– TECHNO – Alors que la production complètement pléthorique de disques plus ou moins de bonne facture se poursuit, comme le disait un célèbre DJ : « On n’a pas encore fini d’écouter toute les productions des années 90… », deux pontes de la Techno, originaires des berceaux fondamentaux de cette musique nous gratifient d’une collaboration sur un EP excellentissime, j’ai nommé Juan ATKINS et Moritz VON OSWALD pour –Transport– chez Tresor label devenu une référence en Europe tant pour les collaborations entre artistes que pour « l’establishment » du style en lui-même. Chez Delighted, on a donc décidé de défendre ce disque, magnifique, planté entre Dubtechno, techno classique voir minimaliste expérimentale, et on vous explique pourquoi en quelques lignes.

En premier lieu, pour analyser et comprendre ce disque, il nous faut quand même établir que cela n’est pas un coup d’essai. En effet un premier LP3MB feat Juan ATKINS– , sorti en – je vous le donne en mille – 1992, en collaboration avec Thomas Fehlmann, celui-là même qui produisit Moritz Von Oswald, Wolfgang Voigt ou bien Westbam… En réalité, le patron de Tresor commença dès la fin des années 80, début des années 90 à bâtir une relation transatlantique entre les deux poumons de cette musique, ces deux villes qui ont su nous faire adhérer à ce grand mouvement qu’est la TECHNO…

La connexion étant créée il faudra attendre 2013 pour voir la sortie du projet Borderland qui ne connaîtra qu’un succès mitigé. Un peu long, difficile d’accès aux néophytes néanmoins non dépourvu d’intérêt.
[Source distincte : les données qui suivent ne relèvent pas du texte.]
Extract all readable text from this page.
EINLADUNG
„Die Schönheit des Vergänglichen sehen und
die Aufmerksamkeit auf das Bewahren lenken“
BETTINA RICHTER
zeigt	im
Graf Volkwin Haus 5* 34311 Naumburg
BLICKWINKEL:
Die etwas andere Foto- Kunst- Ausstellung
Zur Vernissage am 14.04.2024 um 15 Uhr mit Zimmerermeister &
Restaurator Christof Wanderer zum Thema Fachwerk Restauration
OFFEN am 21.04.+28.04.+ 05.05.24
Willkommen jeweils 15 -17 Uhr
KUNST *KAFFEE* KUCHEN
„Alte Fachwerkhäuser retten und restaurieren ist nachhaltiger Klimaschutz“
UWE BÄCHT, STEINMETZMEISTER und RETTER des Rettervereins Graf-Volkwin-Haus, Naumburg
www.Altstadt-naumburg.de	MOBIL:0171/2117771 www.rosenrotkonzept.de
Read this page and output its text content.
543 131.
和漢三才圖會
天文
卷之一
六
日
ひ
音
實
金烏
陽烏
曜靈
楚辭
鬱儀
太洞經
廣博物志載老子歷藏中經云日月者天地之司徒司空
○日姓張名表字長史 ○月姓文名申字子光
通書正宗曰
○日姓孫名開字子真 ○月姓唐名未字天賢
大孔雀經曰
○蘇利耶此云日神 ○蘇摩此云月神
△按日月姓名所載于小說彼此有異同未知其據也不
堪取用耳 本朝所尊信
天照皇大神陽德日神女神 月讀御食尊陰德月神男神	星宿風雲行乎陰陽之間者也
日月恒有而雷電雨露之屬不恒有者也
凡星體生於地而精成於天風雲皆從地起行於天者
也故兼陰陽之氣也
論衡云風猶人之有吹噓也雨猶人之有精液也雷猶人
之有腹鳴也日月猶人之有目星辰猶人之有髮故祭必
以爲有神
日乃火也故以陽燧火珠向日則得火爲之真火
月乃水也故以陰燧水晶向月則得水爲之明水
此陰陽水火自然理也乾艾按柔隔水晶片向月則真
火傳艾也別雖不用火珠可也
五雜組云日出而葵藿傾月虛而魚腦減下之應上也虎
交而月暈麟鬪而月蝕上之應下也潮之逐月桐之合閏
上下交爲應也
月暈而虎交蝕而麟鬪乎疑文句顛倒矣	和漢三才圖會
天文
Puis en 2016 éclos la suite du projet entre Juan ATKINS et Moritz VON OSWALD, opus bien plus abouti, on vous l’avoue sans concession.

Une production DubTechno mais pas que…

En faisant écho à mon collègue, grosso modo nous avons d’une part un des godfathers de la techno sous influence de Funk et de Krautrock, de l’autre le déclencheur et presque l’inventeur d’un sous genre musical nous ayant ramené à la minimale et donc au dubTechno, qui je le rappelle est encore une fusion entre deux genres bien éloignés puisque la principale inspiration, si je puis dire, est un travail assez important sur la reverb et le delay, caractéristique fondamentale du reggae-dub Jamaïcain.

D’entrée de jeu après une écoute plus globale, on peut déterminer quels sont les morceaux ou le travail de l’un est plus présent que l’autre et l’on est séduit de facto par le mélange des deux sensibilités. Douceur et froideur des nappes, cela nous semble fascinant…C’est le début de Transport et  sa track number one (qui a d’ailleurs une similitude très étrange avec une tune travaillée par Daft Punk en commande pour Tron), ambiance science fiction garantie.

Pour la suite des hostilités on alterne entre techno dub house et minimale dubtechno de haute volée avec deux morceaux qui se détachent dans un EP homogène et super attrayant bien que s’étant construit sur les bases de la techno classique avec les « Papa » de ce style…

Lightyears et Riod  sont donc les deux flèches qui se démarquent totalement à l’écoute. Parfaites, dans la composition rythmique et progressive, locked grooves impeccables, mélodies et textures modernes, l’alliance parfaites des deux styles de nos artistes, et pour le reste on vous invite à réécouter cet EP avec vive attention et plaisir parce que cela reste un disque et un travail essentiel, pas surproduit, à écouter dans tous les contextes et surtout lorsque vous vous déplacez, ce qui vous permettra de voyager physiquement parlant également. Entre minimale et dubtechno nous sommes dans l’art de la « variation subltile »,  d’une manière ou d’une autre on a pris le risque de vous en parler chez Delighted. C’est peu de le dire mais on aime ça.